Tip: You can usually find the OIDs that can be monitored on a switch by running the following command (replace 192.168.1.253 with the IP address of the switch): snmpwalk -v1 -c public 192.168.1.253 -m ALL .1

Monitoring Bandwidth / Traffic Rate

If you're monitoring bandwidth usage on your switches or routers using MRTG, you can have Nagios alert you when traffic rates exceed thresholds you specify. The check_mrtgtraf plugin (which is included in the Nagios plugins distribution) allows you to do this.

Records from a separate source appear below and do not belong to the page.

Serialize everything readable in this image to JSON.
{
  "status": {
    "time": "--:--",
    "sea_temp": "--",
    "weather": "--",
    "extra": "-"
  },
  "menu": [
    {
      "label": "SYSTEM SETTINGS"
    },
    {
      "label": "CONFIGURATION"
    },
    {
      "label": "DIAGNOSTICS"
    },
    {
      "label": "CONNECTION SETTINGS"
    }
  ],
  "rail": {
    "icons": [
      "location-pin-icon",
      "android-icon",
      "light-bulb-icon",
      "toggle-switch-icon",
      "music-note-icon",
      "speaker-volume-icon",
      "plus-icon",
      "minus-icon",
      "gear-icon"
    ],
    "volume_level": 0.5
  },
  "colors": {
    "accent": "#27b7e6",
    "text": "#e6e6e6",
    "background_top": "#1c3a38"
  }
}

A sample check_local_mrtgtraf command that uses the check_mrtg plugin has been been defined in the commands.cfg file. It looks like this...

define command{
	command_name	check_local_mrtgtraf
	command_line	$USER1$/check_mrtgtraf -F $ARG1$ -a $ARG2$ -w $ARG3$ -c $ARG4$ -e $ARG5$
	}

You need to let the check_mrtgtraf plugin know what log file the MRTG data is being stored in, along with thresholds, etc. In my example, I'm monitoring one of the ports on the Linksys switch. The MRTG log file is stored in /var/lib/mrtg/192.168.1.253_1.log. Here's the service definition I use to monitor the bandwidth data that's stored in the log file...

define service{
	use			generic-service	; Inherit values from a template
	host_name			linksys-srw224p
	service_description	Port 1 Bandwidth Usage
	check_command		check_local_mrtgtraf!/var/lib/mrtg/192.168.1.253_1.log!AVG!1000000,1000000!5000000,5000000!10
	}

The values in the check_command directive will be substituted for the $ARGx$ variables in the check_local_mrtgtraf command line when the service is checked. Here's what the substituted command line looks like:

/usr/local/nagios/libexec/check_mrtgtraf -F /var/lib/mrtg/192.168.1.253_1.log -a AVG -w 1000000,1000000 -c 5000000,5000000 -e 10

The "-F /var/lib/mrtg/192.168.1.253_1.log" option tells the plugin which MRTG log file to read from. The "-a AVG" option tells it that it should use average bandwidth statistics. The "-w 120000,150000 -c 200000,500000" options are warning and critical threshold values (in bytes) for both incoming and outgoing traffic rates. The "-e 10" option causes the plugin to return a CRITICAL state if the MRTG log file is older than 10 minutes (it should be updated every 5 minutes).

Those are the basics on monitoring switches and routers. As a reminder, if you modify your configuration files, make sure you verify your configuration and restart Nagios.